Skywork-VL Reward is an open-source multimodal reward model developed by Skywork AI. It provides reliable reward signals for multimodal understanding and reasoning tasks. Based on the Qwen2.5-VL-7B-Instruct architecture, the model introduces a reward head and is trained on pairwise preference data to output scalar reward scores aligned with human preferences. The model achieves a state-of-the-art score of 73.1 on VL-RewardBench and performs exceptionally on RewardBench with a high score of 90.1. Leveraging Mixed Preference Optimization (MPO), Skywork-VL Reward significantly enhances multimodal reasoning capabilities and marks a new breakthrough in the field of multimodal reinforcement learning.
Key Functions of Skywork-VL Reward
-
Evaluate Multimodal Outputs: Assesses the quality of outputs generated by vision-language models (VLMs) to determine alignment with human preferences.
-
Provide Reward Signals: Outputs scalar reward scores reflecting the quality of generated content or its alignment with human preferences.
-
Support Multimodal Tasks: Applicable to a wide range of multimodal tasks such as image captioning and complex reasoning.
-
Enhance Model Performance: Supports Mixed Preference Optimization (MPO) with high-quality preference data to significantly improve multimodal reasoning ability.
Technical Principles of Skywork-VL Reward
-
Model Architecture: Built upon the Qwen2.5-VL-7B-Instruct architecture, which includes a vision encoder (Vision Transformer), a vision-language adapter, and a language model decoder.

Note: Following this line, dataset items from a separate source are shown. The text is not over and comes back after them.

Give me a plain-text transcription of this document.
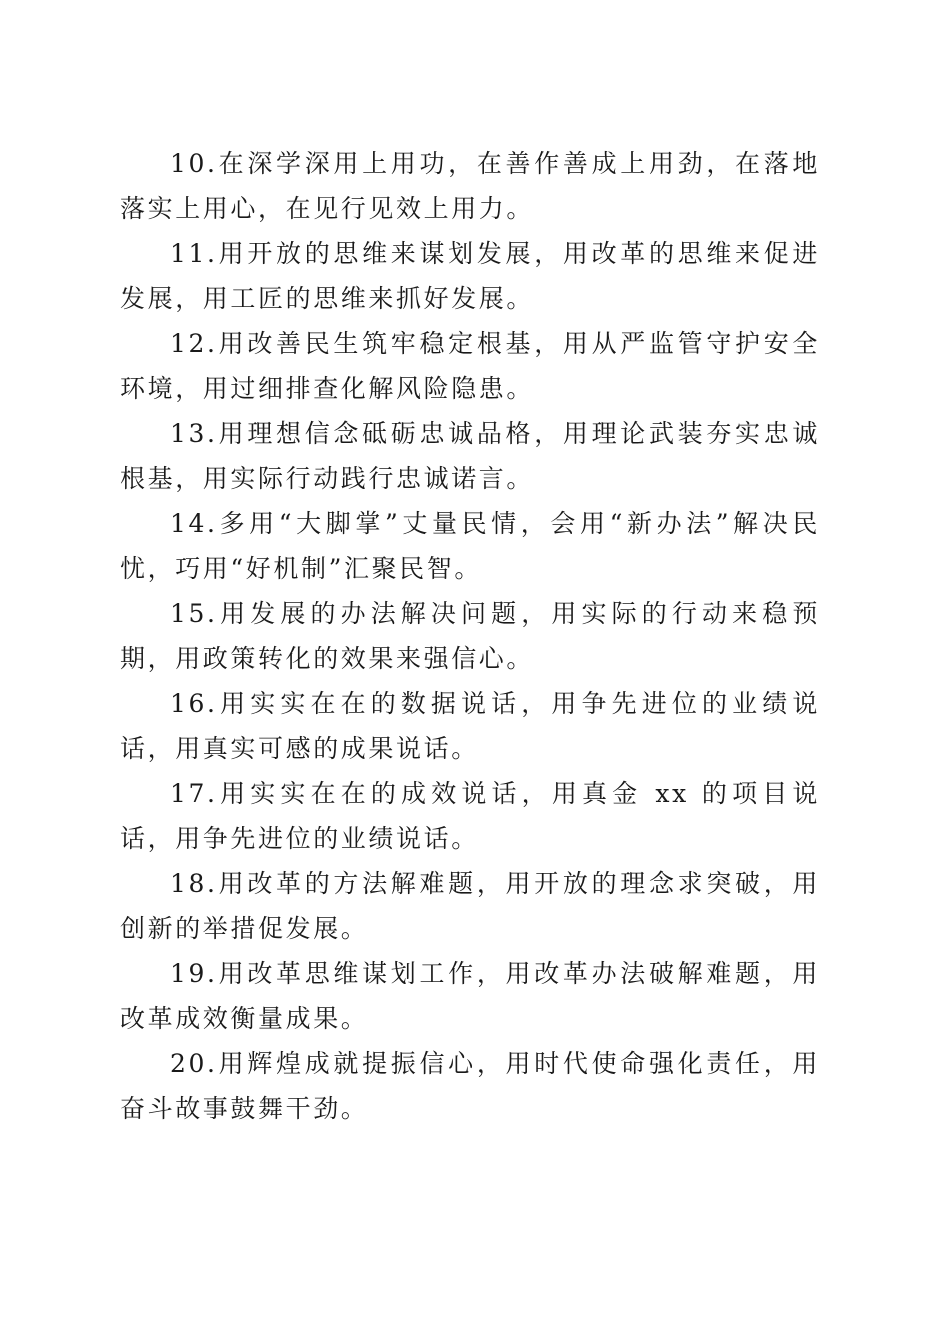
10.在深学深用上用功，在善作善成上用劲，在落地落实上用心，在见行见效上用力。

11.用开放的思维来谋划发展，用改革的思维来促进发展，用工匠的思维来抓好发展。

12.用改善民生筑牢稳定根基，用从严监管守护安全环境，用过细排查化解风险隐患。

13.用理想信念砥砺忠诚品格，用理论武装夯实忠诚根基，用实际行动践行忠诚诺言。

14.多用“大脚掌”丈量民情，会用“新办法”解决民忧，巧用“好机制”汇聚民智。

15.用发展的办法解决问题，用实际的行动来稳预期，用政策转化的效果来强信心。

16.用实实在在的数据说话，用争先进位的业绩说话，用真实可感的成果说话。

17.用实实在在的成效说话，用真金 xx 的项目说话，用争先进位的业绩说话。

18.用改革的方法解难题，用开放的理念求突破，用创新的举措促发展。

19.用改革思维谋划工作，用改革办法破解难题，用改革成效衡量成果。

20.用辉煌成就提振信心，用时代使命强化责任，用奋斗故事鼓舞干劲。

A reward head is added to the base model to output scalar reward scores. This reward head uses fully connected layers to process the final hidden states and generate reward values.
-
Dataset Construction: Integrates several open-source preference datasets (e.g., LLaVA-Critic-113k, Skywork-Reward-Preference-80K-v0.2, RLAIF-V-Dataset) along with internally annotated data for complex reasoning tasks. Data quality and consistency are ensured through deduplication, similarity filtering, and preference-based filtering. High-quality preference data are generated using advanced VLM reasoning tools to enhance generalization.
-
Training Method: Utilizes a pairwise preference loss function to train the model by comparing the relative quality of two candidate responses. A two-stage fine-tuning process is employed: the first stage trains on multimodal preference data, and the second stage incorporates pure-text preference data to further enhance performance in text-only scenarios.
Project Links for Skywork-VL Reward
-
HuggingFace Model Hub: https://huggingface.co/Skywork/Skywork-VL-Reward
-
arXiv Technical Paper: https://arxiv.org/pdf/2505.07263
Application Scenarios of Skywork-VL Reward
-
Content Generation Evaluation: Evaluates the quality of multimodal content generation such as image captions and video subtitles, determining whether the outputs are accurate and align with human preferences.
-
Reasoning Task Optimization: In complex multimodal reasoning tasks (e.g., visual question answering, geometric reasoning), assesses the validity of reasoning processes and outcomes to help optimize reasoning models.
-
Model Alignment: Ensures that outputs from multimodal models are aligned with human values and ethical standards, preventing harmful or misleading content.
-
Mixed Preference Optimization (MPO): Acts as a critical component in MPO training by providing high-quality preference data to improve the reasoning and generalization capabilities of multimodal models.
-
Benchmark Testing: Serves as a benchmark evaluation tool for multimodal tasks, enabling the assessment and comparison of different models and promoting the advancement of multimodal technology.